Film, a raczej jego temat budzi ogromne emocje już od ubiegłego roku, choć zdjęcia z najważniejszych wydarzeń będą kręcone dopiero za dwa miesiące. Pierwszy klaps w tym roku padł przed dwoma tygodniami. Wcześniej gospodarze Muzeum Kultury Ludowej w Kolbuszowej częściowo przygotowali plan zdjęciowy - rozebrali część ogrodzeń i zmienili kolorystykę wybranych wnętrz - jak przekonują - w sposób bezinwazyjny. Reszta należała do scenografów, którzy musieli zamienić skansen w wołyńską wioskę, w której w 1939 roku odbywa się wesele. Filmowcy zmienili surowy wystrój skansenu, dodając charakterystyczne dla wschodniej Polski rekwizyty. Oczywiście musieli ukryć te elementy, które ich zdaniem są zbyt współczesne, np. ogrodzenie wokół drewnianego kościoła, w którym miał miejsce ślub.

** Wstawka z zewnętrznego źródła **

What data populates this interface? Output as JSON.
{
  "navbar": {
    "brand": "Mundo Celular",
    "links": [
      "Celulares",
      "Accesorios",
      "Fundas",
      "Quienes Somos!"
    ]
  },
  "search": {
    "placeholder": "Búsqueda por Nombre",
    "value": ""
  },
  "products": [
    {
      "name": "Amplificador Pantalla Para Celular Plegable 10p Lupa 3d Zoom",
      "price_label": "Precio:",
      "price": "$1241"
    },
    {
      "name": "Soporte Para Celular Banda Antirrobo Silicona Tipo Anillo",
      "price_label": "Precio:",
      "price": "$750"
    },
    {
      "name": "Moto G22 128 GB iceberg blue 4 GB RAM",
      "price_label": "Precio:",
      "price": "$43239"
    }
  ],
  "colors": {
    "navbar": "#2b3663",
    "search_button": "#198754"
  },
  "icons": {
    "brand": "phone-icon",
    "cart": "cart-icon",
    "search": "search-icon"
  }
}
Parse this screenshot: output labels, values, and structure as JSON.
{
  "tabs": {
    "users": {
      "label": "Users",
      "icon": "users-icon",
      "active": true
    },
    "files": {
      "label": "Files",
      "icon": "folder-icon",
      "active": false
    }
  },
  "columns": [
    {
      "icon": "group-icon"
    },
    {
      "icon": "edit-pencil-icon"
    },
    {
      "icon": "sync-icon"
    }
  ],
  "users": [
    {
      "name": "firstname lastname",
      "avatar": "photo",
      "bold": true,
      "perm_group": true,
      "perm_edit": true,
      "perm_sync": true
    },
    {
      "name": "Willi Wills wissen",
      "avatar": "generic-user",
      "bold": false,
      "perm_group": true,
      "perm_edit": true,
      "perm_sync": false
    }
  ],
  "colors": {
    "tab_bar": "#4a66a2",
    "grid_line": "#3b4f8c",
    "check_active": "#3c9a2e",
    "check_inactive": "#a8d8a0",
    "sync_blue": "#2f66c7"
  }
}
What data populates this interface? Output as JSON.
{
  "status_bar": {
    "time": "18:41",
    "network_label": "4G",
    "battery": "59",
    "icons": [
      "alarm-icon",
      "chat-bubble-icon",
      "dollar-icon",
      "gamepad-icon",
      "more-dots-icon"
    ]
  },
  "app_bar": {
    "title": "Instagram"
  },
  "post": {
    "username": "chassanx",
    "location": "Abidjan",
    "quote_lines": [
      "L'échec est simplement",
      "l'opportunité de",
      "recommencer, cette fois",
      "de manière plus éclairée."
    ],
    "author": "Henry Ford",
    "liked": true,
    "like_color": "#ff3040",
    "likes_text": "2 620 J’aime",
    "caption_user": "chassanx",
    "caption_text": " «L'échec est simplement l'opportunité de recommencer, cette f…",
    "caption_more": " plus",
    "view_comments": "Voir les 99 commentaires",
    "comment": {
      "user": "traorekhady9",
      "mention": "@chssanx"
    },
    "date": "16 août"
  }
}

- Siostra panny młodej miała piękne, długie warkocze, zupełnie jak dziewczyny z mojej Balarki - rozmarza się pan Edward, który cieszy się, że w czasie przerwy na kawę miał także okazję porozmawiać z aktorami, m.in. z debiutującą w filmie Michaliną Łabacz, która gra główną bohaterkę Zosię Głowacką. Co ciekawe, pochodząca z Suwałk aktorka w ramach przygotowań musiała nauczyć się m.in. wołyńskiej gwary.

Pobyt w Kolbuszowej był dla Horoszkiewicza okazją do wręczenia Wojciechowi Smarzowskiemu książki "Zamordowane dzieciństwo". Reżyser podziękował i obiecał, że ją przeczyta w najbliższy weekend.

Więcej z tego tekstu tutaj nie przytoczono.